Because in January, Marsalis heads to a courtroom to be tried for rape a third time. Court documents filed by the D.A. in the Philadelphia cases describe the accuser’s story: Back in late September 2005, shortly before his first trial was to begin, Marsalis made his way to Idaho, where he took a job as a security guard at a ski resort. There he invited a 21-year-old coworker to join him for a drink at a local bar. Over beers, she told him she wasn’t interested in him romantically — she was a lesbian. Marsalis ordered another round and handed her a kamikaze. She noticed a sugary-looking residue at the bottom of the glass; when she drank it down, however, it tasted bitter, not sweet. The rest of her story unfolds in a now-familiar way: She awoke the next day in Marsalis’s bed, feeling sore and nauseated. He graciously walked her back to her dorm, chatting the whole way and leaving her with the suggestion that they “hang out sometime.”

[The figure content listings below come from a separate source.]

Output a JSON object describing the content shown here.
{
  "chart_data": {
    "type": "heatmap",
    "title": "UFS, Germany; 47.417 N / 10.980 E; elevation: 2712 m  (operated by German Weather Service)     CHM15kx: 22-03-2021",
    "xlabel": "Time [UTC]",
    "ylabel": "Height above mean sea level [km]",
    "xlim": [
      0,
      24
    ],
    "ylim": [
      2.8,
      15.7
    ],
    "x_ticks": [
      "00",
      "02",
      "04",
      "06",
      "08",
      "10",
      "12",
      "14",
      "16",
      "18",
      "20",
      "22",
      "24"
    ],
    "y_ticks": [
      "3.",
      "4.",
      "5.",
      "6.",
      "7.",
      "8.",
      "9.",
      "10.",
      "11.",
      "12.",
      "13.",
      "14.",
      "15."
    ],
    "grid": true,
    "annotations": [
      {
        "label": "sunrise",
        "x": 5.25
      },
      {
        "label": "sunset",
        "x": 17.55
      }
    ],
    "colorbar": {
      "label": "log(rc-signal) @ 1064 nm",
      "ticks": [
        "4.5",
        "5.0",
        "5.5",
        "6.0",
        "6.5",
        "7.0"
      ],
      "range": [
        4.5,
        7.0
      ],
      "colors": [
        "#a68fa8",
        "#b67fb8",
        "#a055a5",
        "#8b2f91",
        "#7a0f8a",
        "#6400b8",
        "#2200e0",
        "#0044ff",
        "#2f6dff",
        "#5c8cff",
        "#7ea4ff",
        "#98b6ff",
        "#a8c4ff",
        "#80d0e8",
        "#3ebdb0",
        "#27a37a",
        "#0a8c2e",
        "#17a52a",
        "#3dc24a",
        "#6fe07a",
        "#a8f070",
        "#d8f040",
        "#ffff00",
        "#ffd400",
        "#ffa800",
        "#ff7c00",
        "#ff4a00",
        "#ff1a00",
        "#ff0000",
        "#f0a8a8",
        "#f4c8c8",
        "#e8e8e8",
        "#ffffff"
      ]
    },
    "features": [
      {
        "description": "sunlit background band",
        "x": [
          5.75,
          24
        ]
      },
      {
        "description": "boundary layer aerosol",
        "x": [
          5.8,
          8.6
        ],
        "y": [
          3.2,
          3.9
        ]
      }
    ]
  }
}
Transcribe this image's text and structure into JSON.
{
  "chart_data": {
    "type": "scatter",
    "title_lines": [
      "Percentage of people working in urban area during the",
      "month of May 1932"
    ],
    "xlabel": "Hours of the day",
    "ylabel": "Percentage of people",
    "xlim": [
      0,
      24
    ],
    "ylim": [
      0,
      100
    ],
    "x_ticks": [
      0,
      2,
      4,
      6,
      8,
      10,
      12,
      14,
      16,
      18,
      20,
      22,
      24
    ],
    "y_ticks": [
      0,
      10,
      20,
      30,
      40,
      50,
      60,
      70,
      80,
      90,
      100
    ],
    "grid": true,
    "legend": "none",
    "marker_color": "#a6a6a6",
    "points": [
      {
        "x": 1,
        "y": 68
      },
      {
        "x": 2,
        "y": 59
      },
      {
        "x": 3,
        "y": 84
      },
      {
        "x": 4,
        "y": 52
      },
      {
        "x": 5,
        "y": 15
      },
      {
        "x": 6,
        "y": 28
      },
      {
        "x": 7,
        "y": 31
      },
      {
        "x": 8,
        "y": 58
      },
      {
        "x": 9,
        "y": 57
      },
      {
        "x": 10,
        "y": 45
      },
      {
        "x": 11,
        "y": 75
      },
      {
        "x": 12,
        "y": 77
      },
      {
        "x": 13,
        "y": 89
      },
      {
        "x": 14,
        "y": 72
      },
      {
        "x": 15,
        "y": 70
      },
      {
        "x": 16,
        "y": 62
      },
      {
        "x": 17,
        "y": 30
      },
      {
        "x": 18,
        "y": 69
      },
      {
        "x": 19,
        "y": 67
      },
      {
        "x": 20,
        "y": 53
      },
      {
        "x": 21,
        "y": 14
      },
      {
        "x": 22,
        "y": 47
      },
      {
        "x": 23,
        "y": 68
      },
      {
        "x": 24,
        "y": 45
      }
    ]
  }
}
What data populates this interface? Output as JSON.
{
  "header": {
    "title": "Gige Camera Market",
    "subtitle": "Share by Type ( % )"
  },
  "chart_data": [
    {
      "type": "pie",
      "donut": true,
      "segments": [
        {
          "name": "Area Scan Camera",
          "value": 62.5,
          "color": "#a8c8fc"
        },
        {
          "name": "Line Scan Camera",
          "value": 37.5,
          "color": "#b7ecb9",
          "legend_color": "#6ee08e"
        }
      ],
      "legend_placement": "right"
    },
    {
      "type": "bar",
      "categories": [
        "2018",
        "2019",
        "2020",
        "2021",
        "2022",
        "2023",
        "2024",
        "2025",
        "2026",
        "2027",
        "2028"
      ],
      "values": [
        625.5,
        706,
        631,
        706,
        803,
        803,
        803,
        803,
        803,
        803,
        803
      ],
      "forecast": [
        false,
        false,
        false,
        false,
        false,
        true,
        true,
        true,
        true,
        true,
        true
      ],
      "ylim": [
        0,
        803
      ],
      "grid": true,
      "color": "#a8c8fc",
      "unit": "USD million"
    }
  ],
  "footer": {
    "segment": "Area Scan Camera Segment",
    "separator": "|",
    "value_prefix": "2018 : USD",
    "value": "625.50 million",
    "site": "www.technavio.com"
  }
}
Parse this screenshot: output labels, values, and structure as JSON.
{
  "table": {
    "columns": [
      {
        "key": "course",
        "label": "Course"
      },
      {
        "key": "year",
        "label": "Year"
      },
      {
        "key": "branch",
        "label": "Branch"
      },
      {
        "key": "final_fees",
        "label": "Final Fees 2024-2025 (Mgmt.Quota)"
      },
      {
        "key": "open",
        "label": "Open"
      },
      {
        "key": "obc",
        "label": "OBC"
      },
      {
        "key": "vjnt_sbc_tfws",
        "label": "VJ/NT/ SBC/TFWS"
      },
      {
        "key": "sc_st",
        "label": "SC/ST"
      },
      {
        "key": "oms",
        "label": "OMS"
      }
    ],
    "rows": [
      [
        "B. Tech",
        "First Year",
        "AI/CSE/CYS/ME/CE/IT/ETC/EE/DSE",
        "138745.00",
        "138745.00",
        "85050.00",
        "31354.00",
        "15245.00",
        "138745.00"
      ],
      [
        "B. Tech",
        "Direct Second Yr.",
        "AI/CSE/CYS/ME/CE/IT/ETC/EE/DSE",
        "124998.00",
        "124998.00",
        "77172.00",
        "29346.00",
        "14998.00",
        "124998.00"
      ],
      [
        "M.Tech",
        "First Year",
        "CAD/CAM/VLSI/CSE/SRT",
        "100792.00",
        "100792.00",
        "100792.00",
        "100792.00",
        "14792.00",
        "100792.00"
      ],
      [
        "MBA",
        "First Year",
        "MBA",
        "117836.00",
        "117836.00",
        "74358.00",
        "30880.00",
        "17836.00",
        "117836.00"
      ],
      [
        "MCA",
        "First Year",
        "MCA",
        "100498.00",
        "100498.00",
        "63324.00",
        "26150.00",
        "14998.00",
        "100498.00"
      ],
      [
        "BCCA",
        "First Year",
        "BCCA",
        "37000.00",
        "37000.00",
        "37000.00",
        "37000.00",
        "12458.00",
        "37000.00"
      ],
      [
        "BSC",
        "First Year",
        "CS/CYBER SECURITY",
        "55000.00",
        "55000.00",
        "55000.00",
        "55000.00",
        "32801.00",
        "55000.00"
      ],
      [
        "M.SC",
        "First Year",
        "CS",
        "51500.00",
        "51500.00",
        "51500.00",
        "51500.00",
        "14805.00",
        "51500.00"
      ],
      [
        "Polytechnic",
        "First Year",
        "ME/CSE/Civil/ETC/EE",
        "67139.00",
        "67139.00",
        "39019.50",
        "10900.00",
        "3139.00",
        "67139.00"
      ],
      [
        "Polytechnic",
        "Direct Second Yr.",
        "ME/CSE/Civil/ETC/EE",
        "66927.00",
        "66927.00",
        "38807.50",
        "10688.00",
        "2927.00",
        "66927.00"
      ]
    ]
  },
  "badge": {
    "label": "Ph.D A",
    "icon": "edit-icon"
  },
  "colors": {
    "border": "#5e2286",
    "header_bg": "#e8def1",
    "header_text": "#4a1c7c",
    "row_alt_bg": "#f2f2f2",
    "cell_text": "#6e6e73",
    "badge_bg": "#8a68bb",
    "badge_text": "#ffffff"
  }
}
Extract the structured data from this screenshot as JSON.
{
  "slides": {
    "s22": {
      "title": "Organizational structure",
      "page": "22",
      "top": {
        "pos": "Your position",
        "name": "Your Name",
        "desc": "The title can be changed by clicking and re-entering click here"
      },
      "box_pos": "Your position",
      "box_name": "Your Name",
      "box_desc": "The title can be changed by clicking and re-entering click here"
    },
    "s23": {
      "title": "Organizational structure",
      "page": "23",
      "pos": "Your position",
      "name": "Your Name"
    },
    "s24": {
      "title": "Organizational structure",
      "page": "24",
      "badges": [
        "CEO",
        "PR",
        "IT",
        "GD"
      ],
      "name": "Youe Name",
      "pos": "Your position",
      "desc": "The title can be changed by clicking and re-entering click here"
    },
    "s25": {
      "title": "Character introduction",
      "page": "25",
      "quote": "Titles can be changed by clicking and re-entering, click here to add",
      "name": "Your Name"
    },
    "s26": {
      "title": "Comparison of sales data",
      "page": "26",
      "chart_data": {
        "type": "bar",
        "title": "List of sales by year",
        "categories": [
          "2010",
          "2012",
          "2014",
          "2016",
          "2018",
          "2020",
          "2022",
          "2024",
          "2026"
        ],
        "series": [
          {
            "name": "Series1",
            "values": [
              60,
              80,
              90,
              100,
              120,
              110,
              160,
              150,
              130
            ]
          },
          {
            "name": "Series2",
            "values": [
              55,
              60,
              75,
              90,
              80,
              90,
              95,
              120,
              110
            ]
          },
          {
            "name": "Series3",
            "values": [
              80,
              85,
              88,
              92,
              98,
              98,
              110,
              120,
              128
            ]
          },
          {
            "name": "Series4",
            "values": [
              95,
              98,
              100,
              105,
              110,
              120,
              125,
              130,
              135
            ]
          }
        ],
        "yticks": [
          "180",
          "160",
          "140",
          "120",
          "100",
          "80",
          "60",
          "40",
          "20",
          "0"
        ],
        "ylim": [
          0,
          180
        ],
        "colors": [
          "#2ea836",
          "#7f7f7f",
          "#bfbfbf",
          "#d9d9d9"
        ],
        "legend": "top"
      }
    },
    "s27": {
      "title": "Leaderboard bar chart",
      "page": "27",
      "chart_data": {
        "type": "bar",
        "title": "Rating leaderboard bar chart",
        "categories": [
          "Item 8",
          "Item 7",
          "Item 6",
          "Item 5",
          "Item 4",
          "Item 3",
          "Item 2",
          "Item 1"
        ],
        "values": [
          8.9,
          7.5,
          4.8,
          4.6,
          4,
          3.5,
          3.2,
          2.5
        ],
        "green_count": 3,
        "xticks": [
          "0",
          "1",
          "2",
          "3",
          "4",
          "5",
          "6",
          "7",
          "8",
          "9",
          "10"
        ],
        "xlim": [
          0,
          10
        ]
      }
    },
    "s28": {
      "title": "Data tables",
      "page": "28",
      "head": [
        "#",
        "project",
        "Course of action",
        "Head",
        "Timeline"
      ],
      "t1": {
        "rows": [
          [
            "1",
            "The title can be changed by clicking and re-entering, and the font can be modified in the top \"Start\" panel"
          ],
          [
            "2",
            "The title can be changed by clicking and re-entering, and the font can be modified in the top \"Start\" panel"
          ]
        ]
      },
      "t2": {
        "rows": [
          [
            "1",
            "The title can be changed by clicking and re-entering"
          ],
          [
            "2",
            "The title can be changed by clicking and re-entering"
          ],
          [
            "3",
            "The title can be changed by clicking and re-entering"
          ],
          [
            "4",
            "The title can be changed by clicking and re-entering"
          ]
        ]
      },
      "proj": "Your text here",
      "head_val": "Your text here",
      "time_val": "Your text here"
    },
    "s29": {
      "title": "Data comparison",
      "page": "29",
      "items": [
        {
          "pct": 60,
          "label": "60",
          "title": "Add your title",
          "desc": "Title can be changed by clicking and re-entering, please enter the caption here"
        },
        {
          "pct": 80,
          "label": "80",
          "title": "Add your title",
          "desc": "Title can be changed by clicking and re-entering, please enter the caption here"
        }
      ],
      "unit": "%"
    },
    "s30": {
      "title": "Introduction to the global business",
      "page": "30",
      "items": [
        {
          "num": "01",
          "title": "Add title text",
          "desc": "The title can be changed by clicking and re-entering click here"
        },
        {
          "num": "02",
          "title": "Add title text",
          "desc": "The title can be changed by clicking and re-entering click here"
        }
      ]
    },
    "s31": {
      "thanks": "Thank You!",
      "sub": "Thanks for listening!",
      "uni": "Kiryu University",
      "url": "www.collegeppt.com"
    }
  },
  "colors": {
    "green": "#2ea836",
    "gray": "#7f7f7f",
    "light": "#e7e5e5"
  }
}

Instead, this accuser did something unusual: She contacted the police. Then she had a rape kit done. The prompt investigation turned up eyewitnesses who said they had seen Marsalis dragging her, barely coherent, out of a taxi while she mumbled, “No, I’m going to stay here.” And when police confronted Marsalis, he initially denied having sex with her. “She is more of a manly type of a woman for one,” he told police. “If I was going to have sex with somebody, wouldn’t I have picked someone who is some drop-dead gorgeous woman? You think?”

This case has it all, it seems, everything to erase doubt from the mind of a juror: prompt reporting, physical evidence, eyewitnesses, Marsalis’s inconsistent statements to police and, because of the accuser’s sexual orientation, no dating behavior to confuse a jury. In other words, her case bears no resemblance at all to a typical report of nonstranger rape. And that is exactly why experts predict that this time around, the woman taking the stand will finally win.